He adjusted great and has lived so happily since then. He is a shepherd mix weighing in at 80lbs. About three days ago he woke up and could barely walk his back legs were like jello, and he would try to walk but woukr tumbke and fall, we had hope it was just his arthritis acting up due to the rain, but noticed his legs were not stiff at all, it was almost as if he didnt feel them.

So off to our local emergency vet we went. They said thay he has some kind of nerve damage either along his spine or in his brain. They said it was one of three thinhs, either he has a tumor somewhere along his spinal cord, he had a stroke that lead to a blood clot somewhere, or he has a slipped disk. They told us we had three options, get an mri to find out what is really wrong, but with his medical histoty there assuming its cancer (the mri would cost over 3,000$, but they said that they would have to put him under with anesthia, and because of his medical history, size and age, they said that he might not wake up from the mri), or we take him home with medicine and pray he gets better, or we consider his quality of life and possibly put him down.

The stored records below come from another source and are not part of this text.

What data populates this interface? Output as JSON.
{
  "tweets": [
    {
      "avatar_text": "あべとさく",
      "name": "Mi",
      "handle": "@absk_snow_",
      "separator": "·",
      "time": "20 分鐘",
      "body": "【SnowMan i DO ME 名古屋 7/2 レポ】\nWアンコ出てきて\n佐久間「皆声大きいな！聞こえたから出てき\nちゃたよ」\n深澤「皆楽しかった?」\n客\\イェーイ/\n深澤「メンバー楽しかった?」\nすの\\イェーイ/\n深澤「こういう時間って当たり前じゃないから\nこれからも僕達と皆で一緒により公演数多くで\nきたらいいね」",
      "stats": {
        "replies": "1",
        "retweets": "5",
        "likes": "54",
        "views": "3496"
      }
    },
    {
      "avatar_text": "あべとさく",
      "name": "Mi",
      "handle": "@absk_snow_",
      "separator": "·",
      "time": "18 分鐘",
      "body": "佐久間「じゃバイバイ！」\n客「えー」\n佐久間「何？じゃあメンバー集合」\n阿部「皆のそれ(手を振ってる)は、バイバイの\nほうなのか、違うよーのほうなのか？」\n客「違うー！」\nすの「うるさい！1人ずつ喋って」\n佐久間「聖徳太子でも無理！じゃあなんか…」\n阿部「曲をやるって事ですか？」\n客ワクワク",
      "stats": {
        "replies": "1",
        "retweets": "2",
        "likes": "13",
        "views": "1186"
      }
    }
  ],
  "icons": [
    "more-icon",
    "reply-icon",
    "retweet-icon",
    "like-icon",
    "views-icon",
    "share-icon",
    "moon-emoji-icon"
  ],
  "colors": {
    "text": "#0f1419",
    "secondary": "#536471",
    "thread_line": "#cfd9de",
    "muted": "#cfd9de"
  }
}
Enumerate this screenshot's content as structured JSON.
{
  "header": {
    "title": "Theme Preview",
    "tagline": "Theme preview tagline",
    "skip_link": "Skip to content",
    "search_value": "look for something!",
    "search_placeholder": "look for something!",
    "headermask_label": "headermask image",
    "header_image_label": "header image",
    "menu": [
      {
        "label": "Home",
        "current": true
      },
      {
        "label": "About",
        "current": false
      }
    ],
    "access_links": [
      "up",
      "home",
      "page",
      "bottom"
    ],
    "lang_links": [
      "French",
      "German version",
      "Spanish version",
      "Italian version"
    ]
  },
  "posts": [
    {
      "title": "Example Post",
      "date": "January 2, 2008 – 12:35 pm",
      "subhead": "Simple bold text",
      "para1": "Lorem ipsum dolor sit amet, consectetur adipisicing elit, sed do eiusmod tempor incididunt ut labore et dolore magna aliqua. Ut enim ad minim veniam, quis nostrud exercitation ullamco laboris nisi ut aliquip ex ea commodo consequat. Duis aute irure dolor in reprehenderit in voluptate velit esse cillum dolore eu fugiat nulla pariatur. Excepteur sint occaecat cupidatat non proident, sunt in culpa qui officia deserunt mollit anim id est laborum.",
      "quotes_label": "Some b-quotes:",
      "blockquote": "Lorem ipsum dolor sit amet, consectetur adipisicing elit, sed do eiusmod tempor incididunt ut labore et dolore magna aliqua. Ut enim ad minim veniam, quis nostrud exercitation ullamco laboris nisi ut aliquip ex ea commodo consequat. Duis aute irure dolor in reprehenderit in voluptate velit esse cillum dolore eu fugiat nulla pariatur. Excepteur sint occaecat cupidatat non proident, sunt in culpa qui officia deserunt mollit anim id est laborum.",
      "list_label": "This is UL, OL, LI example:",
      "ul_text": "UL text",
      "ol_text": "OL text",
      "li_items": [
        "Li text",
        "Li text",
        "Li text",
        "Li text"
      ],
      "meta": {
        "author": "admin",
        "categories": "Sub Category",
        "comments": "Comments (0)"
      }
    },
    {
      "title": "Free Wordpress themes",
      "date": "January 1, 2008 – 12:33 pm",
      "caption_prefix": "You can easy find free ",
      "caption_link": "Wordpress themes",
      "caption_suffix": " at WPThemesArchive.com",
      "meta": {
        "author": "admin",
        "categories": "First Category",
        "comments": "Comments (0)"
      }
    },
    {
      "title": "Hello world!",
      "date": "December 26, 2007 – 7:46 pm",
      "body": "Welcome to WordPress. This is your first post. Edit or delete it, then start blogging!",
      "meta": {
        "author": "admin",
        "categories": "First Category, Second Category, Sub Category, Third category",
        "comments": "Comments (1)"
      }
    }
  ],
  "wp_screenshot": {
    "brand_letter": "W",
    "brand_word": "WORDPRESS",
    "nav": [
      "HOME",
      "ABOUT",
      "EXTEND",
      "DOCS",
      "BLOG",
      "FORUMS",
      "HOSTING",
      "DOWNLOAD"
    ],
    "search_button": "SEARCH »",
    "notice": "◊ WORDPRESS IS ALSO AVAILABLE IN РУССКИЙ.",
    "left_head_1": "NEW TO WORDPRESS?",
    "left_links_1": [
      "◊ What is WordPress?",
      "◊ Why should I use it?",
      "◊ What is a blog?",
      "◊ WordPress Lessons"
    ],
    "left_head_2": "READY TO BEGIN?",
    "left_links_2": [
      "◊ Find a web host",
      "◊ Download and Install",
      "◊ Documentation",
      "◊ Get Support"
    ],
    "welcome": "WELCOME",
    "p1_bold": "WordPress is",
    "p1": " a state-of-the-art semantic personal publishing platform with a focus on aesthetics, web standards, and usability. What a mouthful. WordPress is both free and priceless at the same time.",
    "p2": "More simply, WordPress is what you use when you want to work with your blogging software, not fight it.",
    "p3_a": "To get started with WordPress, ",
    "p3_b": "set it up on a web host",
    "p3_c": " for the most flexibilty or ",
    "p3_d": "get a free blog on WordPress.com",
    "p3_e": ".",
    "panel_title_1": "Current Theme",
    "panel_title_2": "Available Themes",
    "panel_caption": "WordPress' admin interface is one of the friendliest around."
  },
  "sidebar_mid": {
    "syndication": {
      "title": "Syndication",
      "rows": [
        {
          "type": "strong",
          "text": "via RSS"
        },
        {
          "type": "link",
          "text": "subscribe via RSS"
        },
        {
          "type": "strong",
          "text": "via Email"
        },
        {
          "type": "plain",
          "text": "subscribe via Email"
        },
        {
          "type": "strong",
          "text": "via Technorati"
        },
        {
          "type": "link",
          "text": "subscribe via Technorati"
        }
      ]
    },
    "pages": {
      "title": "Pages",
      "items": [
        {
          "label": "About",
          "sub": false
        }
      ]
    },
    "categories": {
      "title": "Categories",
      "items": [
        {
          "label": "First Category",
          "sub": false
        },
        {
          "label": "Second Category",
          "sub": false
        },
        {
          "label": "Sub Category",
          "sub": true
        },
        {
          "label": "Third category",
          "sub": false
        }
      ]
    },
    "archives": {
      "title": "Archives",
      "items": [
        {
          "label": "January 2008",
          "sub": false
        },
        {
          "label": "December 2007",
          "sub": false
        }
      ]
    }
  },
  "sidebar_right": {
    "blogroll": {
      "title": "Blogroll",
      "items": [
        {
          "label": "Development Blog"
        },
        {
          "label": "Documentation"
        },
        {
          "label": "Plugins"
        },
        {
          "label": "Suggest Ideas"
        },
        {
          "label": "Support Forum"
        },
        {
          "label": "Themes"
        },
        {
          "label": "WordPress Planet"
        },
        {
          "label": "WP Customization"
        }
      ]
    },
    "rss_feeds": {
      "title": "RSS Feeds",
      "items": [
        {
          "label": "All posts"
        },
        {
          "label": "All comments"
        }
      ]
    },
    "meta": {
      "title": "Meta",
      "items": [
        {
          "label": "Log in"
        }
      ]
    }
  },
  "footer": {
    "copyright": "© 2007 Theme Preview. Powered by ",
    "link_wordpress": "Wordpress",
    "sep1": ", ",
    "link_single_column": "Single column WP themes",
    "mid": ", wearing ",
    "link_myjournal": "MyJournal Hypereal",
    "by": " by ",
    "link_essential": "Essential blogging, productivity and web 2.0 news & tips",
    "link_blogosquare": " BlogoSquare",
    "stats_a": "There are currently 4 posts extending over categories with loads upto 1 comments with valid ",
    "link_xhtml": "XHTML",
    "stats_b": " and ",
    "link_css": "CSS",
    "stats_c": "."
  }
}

We brought him home, and have kept him in a room on our first floor, he has on a helper harness that we use to move him when necessary, to go outside but even when we ge toutside he lays down to go potty. He is very stressed over not being able to walk, because he is so high spirited and determined to be health, so he keeps trying to force himself up to walk and just ends up falling. He crys a lot and tries to move himself around, he sleeps only a few hours a night now because his main focus is fixing his legs, its like he believes if he pushes himself enough his legs will work again. And we have no idea what the best option is for him. 

A life where he can not move is not a life for him, he currently needs 24/7 care and you can tell he hates being so dependent on us. But he is also so strong willed and energetic that putting him down seems like a crime, no way is he mentally ready for that, so we have no idea what decision to make for him.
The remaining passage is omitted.